DESPITE more than 70 predecessors, nothing is quite like Bruno Dumont’s film Joan of Arc (no BBFC Cert.) now online. Quasi-Socratic dialogue amid anachronistic settings features a ten-year old as the Maid of Orléans in what occasionally feels like a stage musical.
Like the late film director Éric Rohmer, Dumont taught philosophy before making his first film, The Life of Jesus. Professedly agnostic, he has continued to savour religion’s mysticism, preferring to re-mythologise it in cinematic representations. Art, he claims, is probably the origin of institutional religion. Hadewijch (Arts, 17 February 2012), Outside Satan (Arts, 4 January 2013), and Camille Claudel 1915 (Arts, 27 June 2014) all deal with transcendence. And here we are again. Dumont chose Amiens Cathedral for Joan’s heresy trial because of its Gothic verticality, as it suffuses light while soaring heavenwards.
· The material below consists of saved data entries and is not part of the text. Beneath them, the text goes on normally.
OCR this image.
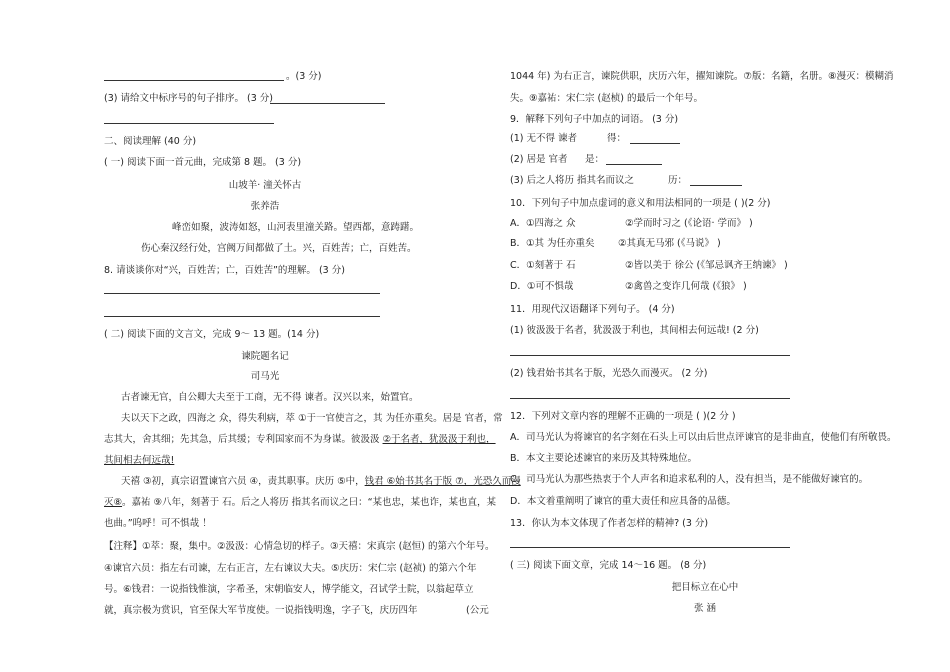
。(3 分)
(3) 请给文中标序号的句子排序。 (3 分)
二、阅读理解 (40 分)
( 一) 阅读下面一首元曲，完成第 8 题。 (3 分)
山坡羊· 潼关怀古
张养浩
峰峦如聚，波涛如怒，山河表里潼关路。望西都，意踌躇。
伤心秦汉经行处，宫阙万间都做了土。兴，百姓苦；亡，百姓苦。
8. 请谈谈你对“兴，百姓苦；亡，百姓苦”的理解。 (3 分)
( 二) 阅读下面的文言文，完成 9～ 13 题。(14 分)
谏院题名记
司马光
古者谏无官，自公卿大夫至于工商，无不得 谏者。汉兴以来，始置官。
夫以天下之政，四海之 众，得失利病，萃 ①于一官使言之，其 为任亦重矣。居是 官者，常
志其大，舍其细；先其急，后其缓；专利国家而不为身谋。彼汲汲 ②于名者，犹汲汲于利也，
其间相去何远哉!
天禧 ③初，真宗诏置谏官六员 ④，责其职事。庆历 ⑤中，钱君 ⑥始书其名于版 ⑦，光恐久而漫
灭⑧。嘉祐 ⑨八年，刻著于 石。后之人将历 指其名而议之曰：“某也忠，某也诈，某也直，某
也曲。”呜呼！可不惧哉 ！
【注释】①萃：聚，集中。②汲汲：心情急切的样子。③天禧：宋真宗 (赵恒) 的第六个年号。
④谏官六员：指左右司谏，左右正言，左右谏议大夫。⑤庆历：宋仁宗 (赵祯) 的第六个年
号。⑥钱君：一说指钱惟演，字希圣，宋朝临安人，博学能文，召试学士院，以翁起草立
就，真宗极为赏识，官至保大军节度使。一说指钱明逸，字子飞，庆历四年	(公元
1044 年) 为右正言，谏院供职，庆历六年，擢知谏院。⑦版：名籍，名册。⑧漫灭：模糊消
失。⑨嘉祐：宋仁宗 (赵桢) 的最后一个年号。
9．解释下列句子中加点的词语。 (3 分)
(1) 无不得 谏者	得：
(2) 居是 官者 是：
(3) 后之人将历 指其名而议之	历：
10．下列句子中加点虚词的意义和用法相同的一项是 ( )(2 分)
A．①四海之 众	②学而时习之 (《论语· 学而》 )
B．①其 为任亦重矣 ②其真无马邪 (《马说》 )
C．①刻著于 石	②皆以美于 徐公 (《邹忌讽齐王纳谏》 )
D．①可不惧哉	②禽兽之变诈几何哉 (《狼》 )
11．用现代汉语翻译下列句子。 (4 分)
(1) 彼汲汲于名者，犹汲汲于利也，其间相去何远哉! (2 分)
(2) 钱君始书其名于版，光恐久而漫灭。 (2 分)
12．下列对文章内容的理解不正确的一项是 ( )(2 分 )
A．司马光认为将谏官的名字刻在石头上可以由后世点评谏官的是非曲直，使他们有所敬畏。
B．本文主要论述谏官的来历及其特殊地位。
C．司马光认为那些热衷于个人声名和追求私利的人，没有担当，是不能做好谏官的。
D．本文着重阐明了谏官的重大责任和应具备的品德。
13．你认为本文体现了作者怎样的精神? (3 分)
( 三) 阅读下面文章，完成 14～16 题。 (8 分)
把目标立在心中
张 涵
One can tell that the film was first a play. Charles Péguy’s 1897 drama was written when he was still an atheist. Dumont picks up on some of its philosophical ideas. It opens on 8 May 1429. Among sand dunes strewn with anti-tank concrete blocks, there is debate about a recent battle. Joan (Lise Leplat Prudhomme), a slip of a girl with a commanding presence, remains convinced that they will liberate France from the English. Saints have told her so. Jean Seberg apart, rarely does anyone close to Joan’s late teenage years play her. Renée Falconetti in Dreyer’s masterpiece was 35; Ingrid Bergman was 39. Casting a pre-pubescent child in the present version stems from belief in Joan’s timelessness.
New Wave FilmsNew Wave Films
Both Péguy and Dumont are influenced by the philosopher Henri Bergson. He perceived reality as a perpetual becoming, forever remaking itself. In Joan we are presented with action as the expression of spiritual truths, a phenomenon constantly repeated over the ages. Hence the reason that Dumont uses modern artefacts to link the 15th century with our own. The scene ends with an extended close-up of Joan as we hear a Christophe composition.
The sequence is reminiscent of the fervently Catholic Robert Bresson, whose meditative shots, exposing our inner souls, suggest what de Caussade called the sacrament of the present moment. It is a silence in which we are left to imagine what is going on inside Joan’s head. Her occasional skyward glances provide a clue, though Dumont would prefer the Joan figure to represent our quest to discover heaven in ordinary.
George Bernard Shaw’s preface to Saint Joan states that there are no villains in the piece; nor are there in this new film. Clerics do their best to save Joan from damnation on account of the voices that she hears. The problem lies in the malignancy of contemporary dogmas that captivate their reasoning. Joan’s intuition and well-earthed experience of life are more than a match for them. Throughout the film, she questions conventional wisdom, alerting us to the possibility of new beginnings. “We must think of what we must be,” she says.
Joan epitomises our eternal desire for freedom while attending to those inner voices of confusion. It is the mystery of our human condition. Péguy, who subsequently converted to Catholicism, maintained that everything begins in such mysticism and ends in politics. Dumont has created a work of art which gives expression to this notion.